Sahilde biraz oturup manzaranın tadını çıkardıktan sonra, Kungsholmen Adasında bulunan Stockholms Stadshus, yani Belediye Binasına doğru yürümeye başladık.

Ofisler, konferans ve tören salonları bulunan bu bina aynı zamanda her yıl düzenlenen Nobel Ödül töreni sonrasındaki yemeğe de ev sahipliği yapıyor. Saat 10:00 ile 15:00 arasında saat başı rehberli turlar düzenleniyor, biz son turu kaçırdık maalesef. Bir de üstüne üstlük yağmura yakalandık burada.

Eğer gitmek isterseniz aklınızda olsun, erken gidin. Tur fiyatı yetişkinler için 120 SEK.

Yağmur durana kadar bir kafede oturduktan sonra, güneş açar açmaz tekrar şehir turumuza devam ettik. Bu sırada kameramıza takılan birkaç kareyi paylaşalım…

Gülümseten anlar

Bu arada gezerken ara sıra bizi gülümseten şeylere de rastladık.

Bu aşağıda gördüğünüz Rent A Husband servisi ne ola ki diye araştırınca gördük ki evde genellikle kocaların yaptığı tamir işleri için eleman yolluyorlarmış.

Yaratıcı bir isim bulmuşlar :)

Bu da bir kafenin önündeki tabela, biz çok güldük :)

Fotografiska

Bugün görmek isteğimiz yerlerden biri de dünyanın en büyük fotoğraf sergi mekanı olan Fotografiska idi. Buraya fotoğraf müzesi diyenler de oluyor ama aslında burası her yıl yirmiden fazla farklı serginin yapıldığı bir mekan. İçinde kitapçısı, hediyelik eşya dükkanı, restoranı ve fotoğraf galerisi olan bir kompleks. Fotoğrafların sergilendiği bölüme giriş ücretli. Sabah 09:00 ile gece 23:00 arası açık.

Buradan karşı yakaya bakınca ise Djurgården Adası görülmekte.

Södermalm bölgesinde olan Fotografiska’ya biz yürüyerek gittik ve çok yorulduk, o yüzden bir araç ile gitmekte fayda var.

Nytorget

Bir sonraki durağımız ise Nytorget oldu. Bir zamanlar şehrin dışında yer alan bu bölge, idam ve diğer cezaların uygulandığı yermiş. 18. yüzyılda çöp atık alanı olarak kullanılmış.

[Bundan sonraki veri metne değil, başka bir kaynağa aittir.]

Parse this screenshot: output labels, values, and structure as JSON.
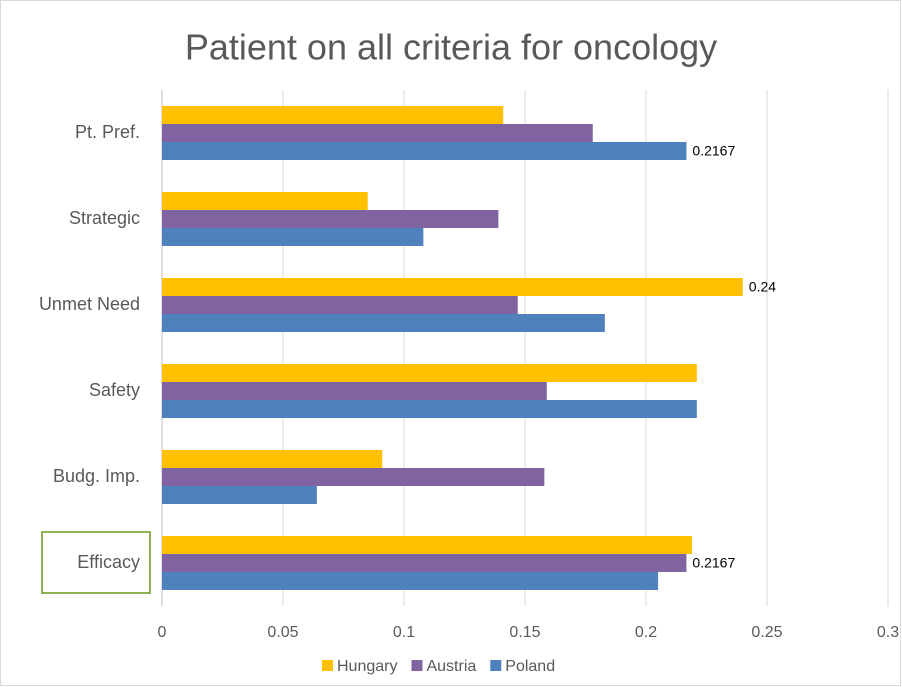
{
  "chart_data": {
    "type": "hbar",
    "title": "Patient on all criteria for oncology",
    "categories": [
      "Pt. Pref.",
      "Strategic",
      "Unmet Need",
      "Safety",
      "Budg. Imp.",
      "Efficacy"
    ],
    "series": [
      {
        "name": "Hungary",
        "color": "#FFC000",
        "values": [
          0.141,
          0.085,
          0.24,
          0.221,
          0.091,
          0.219
        ],
        "value_labels": [
          null,
          null,
          "0.24",
          null,
          null,
          null
        ]
      },
      {
        "name": "Austria",
        "color": "#8064A2",
        "values": [
          0.178,
          0.139,
          0.147,
          0.159,
          0.158,
          0.2167
        ],
        "value_labels": [
          null,
          null,
          null,
          null,
          null,
          "0.2167"
        ]
      },
      {
        "name": "Poland",
        "color": "#4F81BD",
        "values": [
          0.2167,
          0.108,
          0.183,
          0.221,
          0.064,
          0.205
        ],
        "value_labels": [
          "0.2167",
          null,
          null,
          null,
          null,
          null
        ]
      }
    ],
    "xlim": [
      0,
      0.3
    ],
    "xticks": [
      0,
      0.05,
      0.1,
      0.15,
      0.2,
      0.25,
      0.3
    ],
    "grid": true,
    "legend": "bottom"
  }
}
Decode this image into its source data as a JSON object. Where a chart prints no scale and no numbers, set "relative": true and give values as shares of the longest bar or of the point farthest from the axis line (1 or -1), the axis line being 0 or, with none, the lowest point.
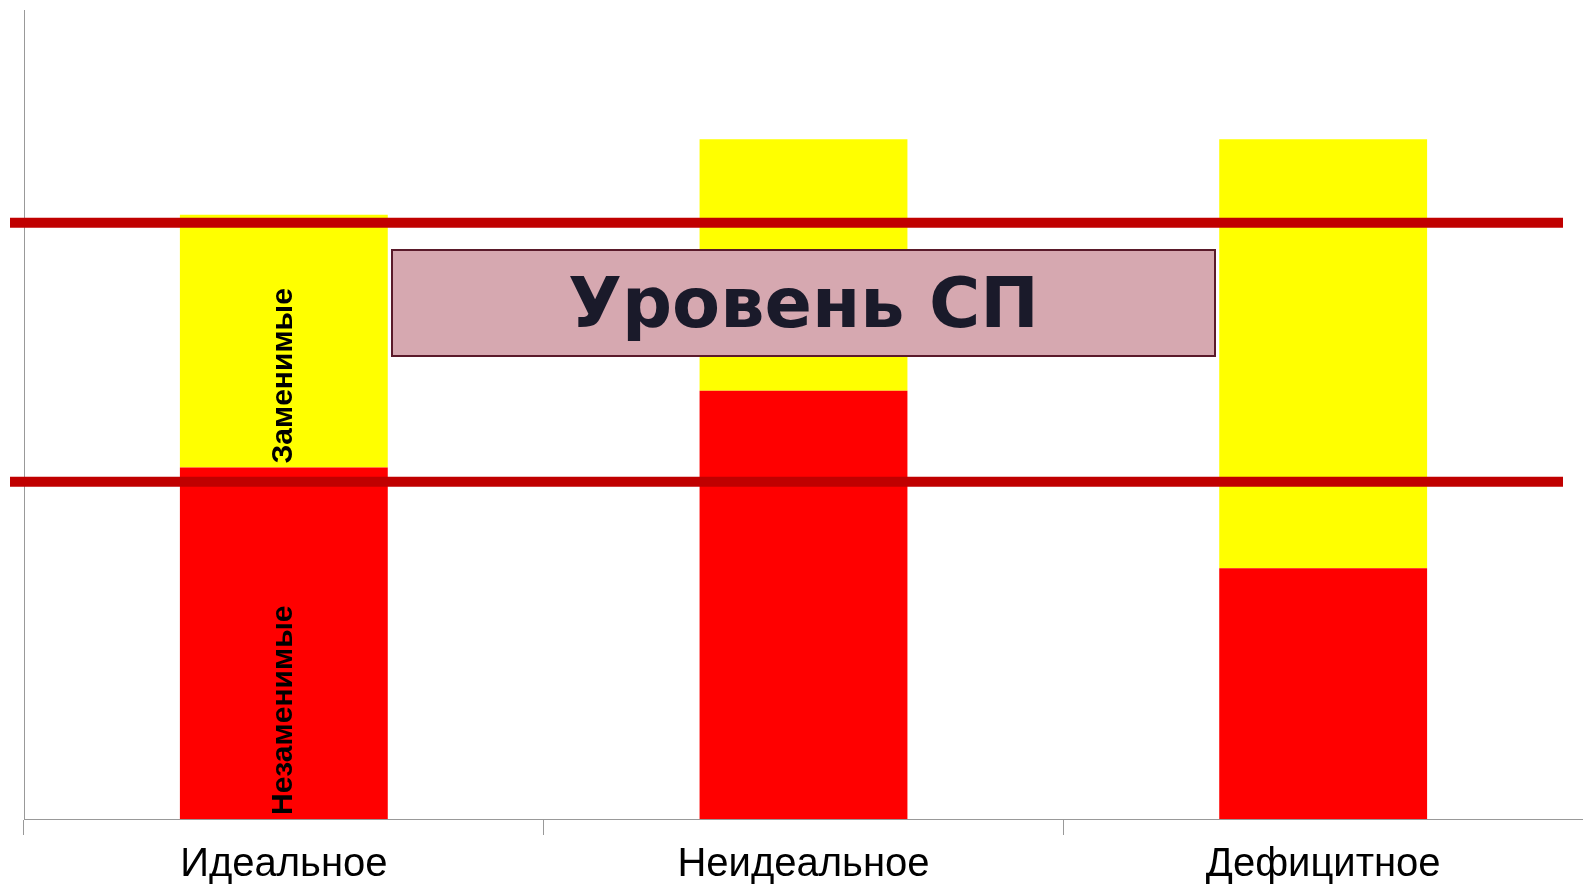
{
  "chart_data": {
    "type": "bar",
    "stacked": true,
    "relative": true,
    "legend": false,
    "grid": false,
    "categories": [
      "Идеальное",
      "Неидеальное",
      "Дефицитное"
    ],
    "series": [
      {
        "name": "Незаменимые",
        "color": "#ff0000",
        "values": [
          0.517,
          0.63,
          0.369
        ]
      },
      {
        "name": "Заменимые",
        "color": "#ffff00",
        "values": [
          0.372,
          0.37,
          0.631
        ]
      }
    ],
    "ref_lines": [
      {
        "axis": "y",
        "value": 0.877,
        "color": "#c00000"
      },
      {
        "axis": "y",
        "value": 0.496,
        "color": "#c00000"
      }
    ],
    "annotations": [
      "Уровень СП"
    ]
  }
}
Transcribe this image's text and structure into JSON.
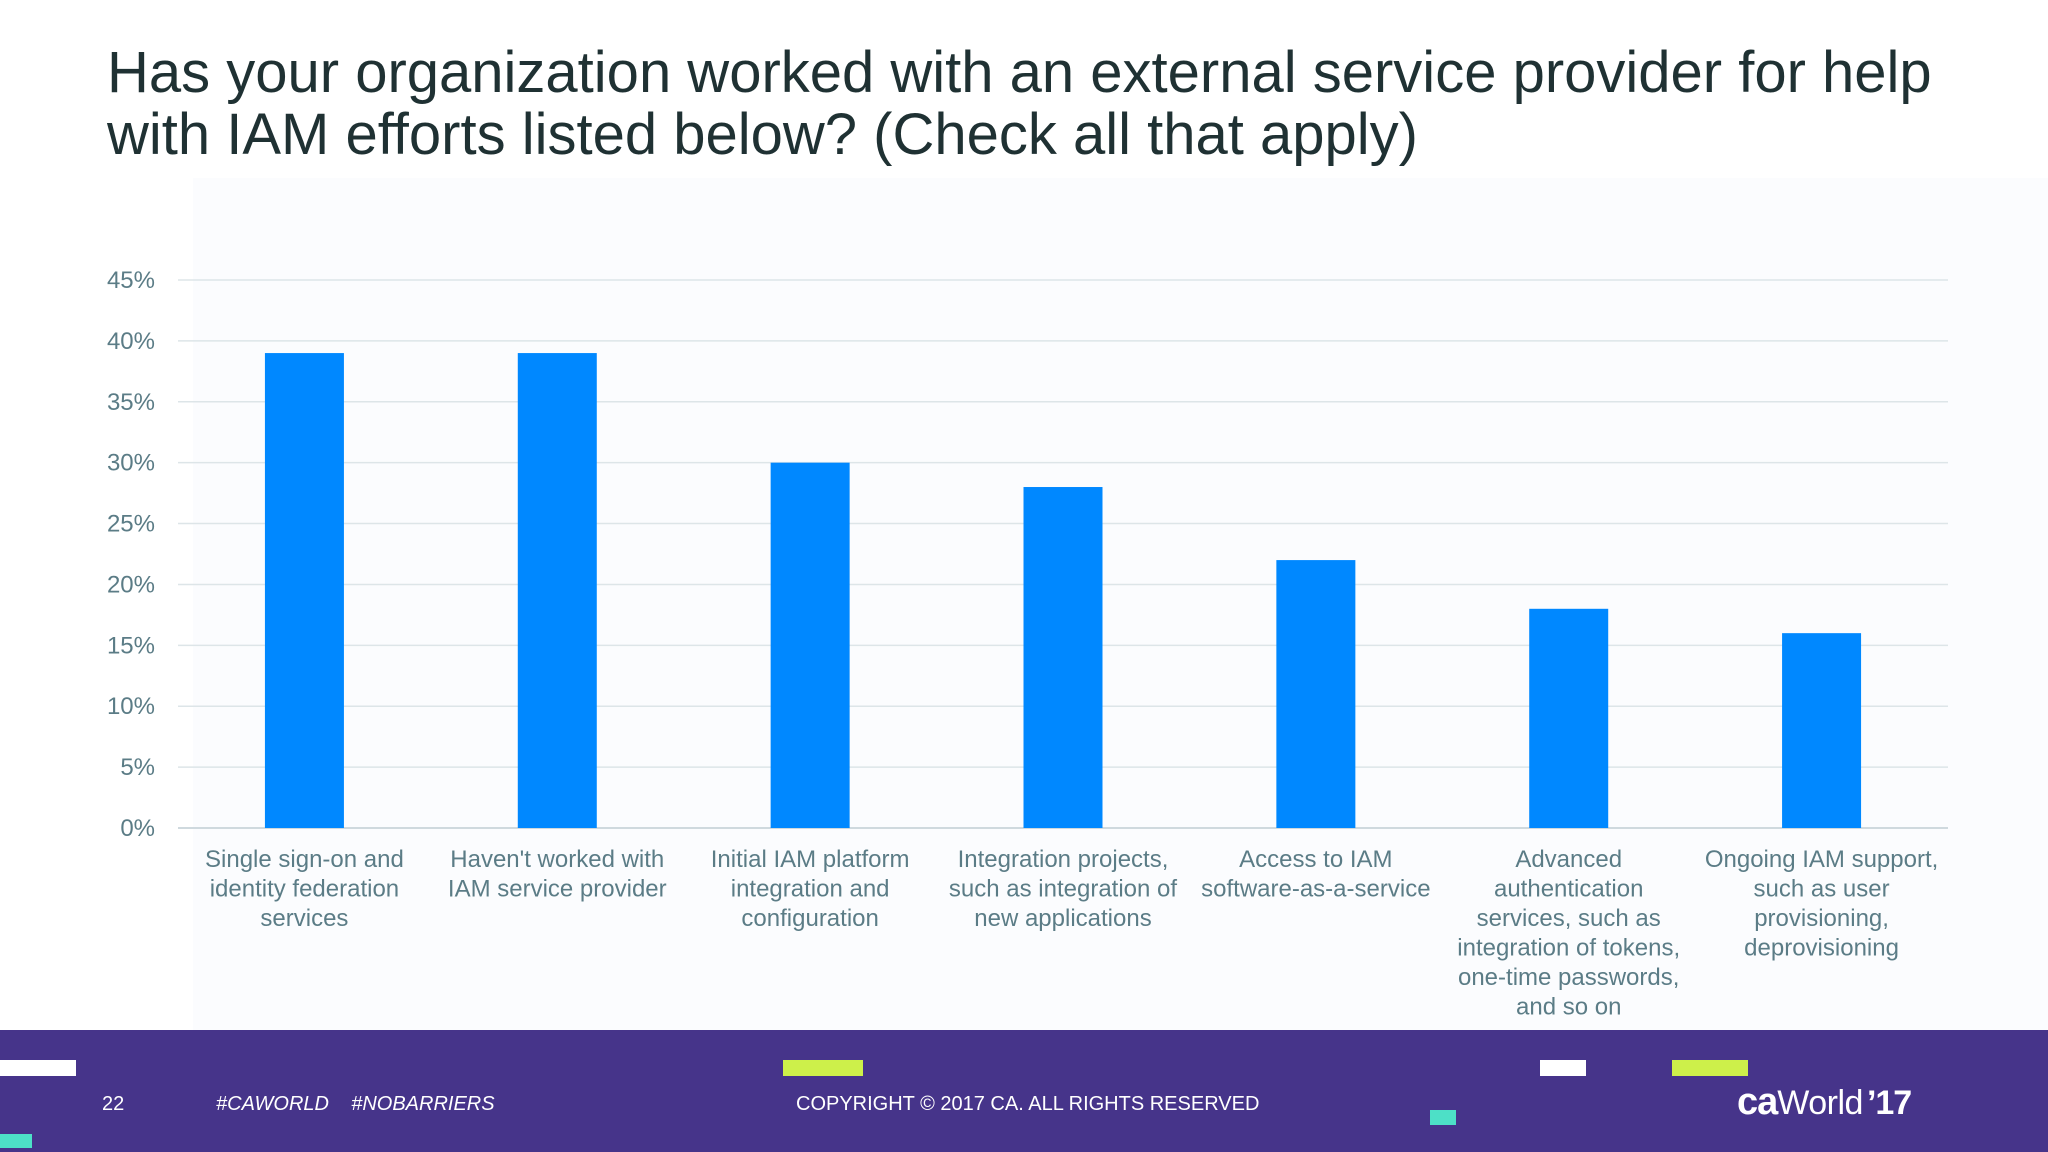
{
  "slide": {
    "title_lines": [
      "Has your organization worked with an external service provider for help",
      "with IAM efforts listed below? (Check all that apply)"
    ]
  },
  "chart_data": {
    "type": "bar",
    "title": "Has your organization worked with an external service provider for help with IAM efforts listed below? (Check all that apply)",
    "categories": [
      [
        "Single sign-on and",
        "identity federation",
        "services"
      ],
      [
        "Haven't worked with",
        "IAM service provider"
      ],
      [
        "Initial IAM platform",
        "integration and",
        "configuration"
      ],
      [
        "Integration projects,",
        "such as integration of",
        "new applications"
      ],
      [
        "Access to IAM",
        "software-as-a-service"
      ],
      [
        "Advanced",
        "authentication",
        "services, such as",
        "integration of tokens,",
        "one-time passwords,",
        "and so on"
      ],
      [
        "Ongoing IAM support,",
        "such as user",
        "provisioning,",
        "deprovisioning"
      ]
    ],
    "values": [
      39,
      39,
      30,
      28,
      22,
      18,
      16
    ],
    "value_unit": "%",
    "ylim": [
      0,
      45
    ],
    "yticks": [
      "0%",
      "5%",
      "10%",
      "15%",
      "20%",
      "25%",
      "30%",
      "35%",
      "40%",
      "45%"
    ],
    "grid": true,
    "bar_color": "#0088ff",
    "xlabel": "",
    "ylabel": ""
  },
  "footer": {
    "page_number": "22",
    "hashtags": "#CAWORLD    #NOBARRIERS",
    "copyright": "COPYRIGHT © 2017 CA. ALL RIGHTS RESERVED",
    "logo": {
      "ca": "ca",
      "world": "World",
      "year": "’17"
    },
    "background_color": "#46348a"
  }
}
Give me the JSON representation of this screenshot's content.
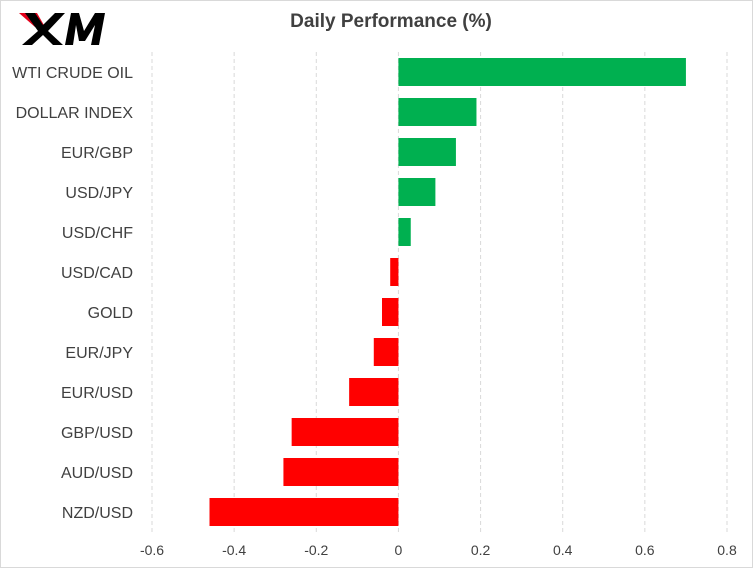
{
  "brand": {
    "logo_text": "XM",
    "logo_color": "#000000",
    "accent_color": "#e2001a"
  },
  "chart_data": {
    "type": "bar",
    "orientation": "horizontal",
    "title": "Daily Performance  (%)",
    "categories": [
      "WTI CRUDE OIL",
      "DOLLAR INDEX",
      "EUR/GBP",
      "USD/JPY",
      "USD/CHF",
      "USD/CAD",
      "GOLD",
      "EUR/JPY",
      "EUR/USD",
      "GBP/USD",
      "AUD/USD",
      "NZD/USD"
    ],
    "values": [
      0.7,
      0.19,
      0.14,
      0.09,
      0.03,
      -0.02,
      -0.04,
      -0.06,
      -0.12,
      -0.26,
      -0.28,
      -0.46
    ],
    "xlim": [
      -0.6,
      0.8
    ],
    "xticks": [
      "-0.6",
      "-0.4",
      "-0.2",
      "0",
      "0.2",
      "0.4",
      "0.6",
      "0.8"
    ],
    "xtick_values": [
      -0.6,
      -0.4,
      -0.2,
      0,
      0.2,
      0.4,
      0.6,
      0.8
    ],
    "grid": "vertical dashed",
    "positive_color": "#00b050",
    "negative_color": "#ff0000",
    "grid_color": "#d9d9d9"
  }
}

Sonrasında kraliyet üniformalarının dikildiği tekstil fabrikası ve işçi evleri ile canlanmaya başlamış bu bölge.

1700’lü yıllardan kalma tarihi evlerin bir kısmı halen korunmuş halde burada yer almakta ama çok da cazibesi olan bir yer değil.

Açıkçası biz tam beklediğimizi bulamadık bu bölgede ama sonrasında rast gelip girdiğimiz URBAN DELI restoranında yaptığımız şarap-peynir keyfi tüm yorgunluğumuzu unutturdu ve dolu dolu geçirdiğimiz günümüzü çok keyifli bir şekilde kapamış olduk.

Enteresan bir bilgi

Bize değişik gelen bir durum var burada, onu sizinle paylaşmak istiyoruz.

Burası gibi pek çok restoran, fırın vb yer nakit para kabul etmiyor, sadece kredi kartı geçiyor. Dolayısıyla bizim tavsiyemiz yanınızda limiti bol olan bir kredi kartınız olsun ve fazla döviz bozdurmayın boşuna.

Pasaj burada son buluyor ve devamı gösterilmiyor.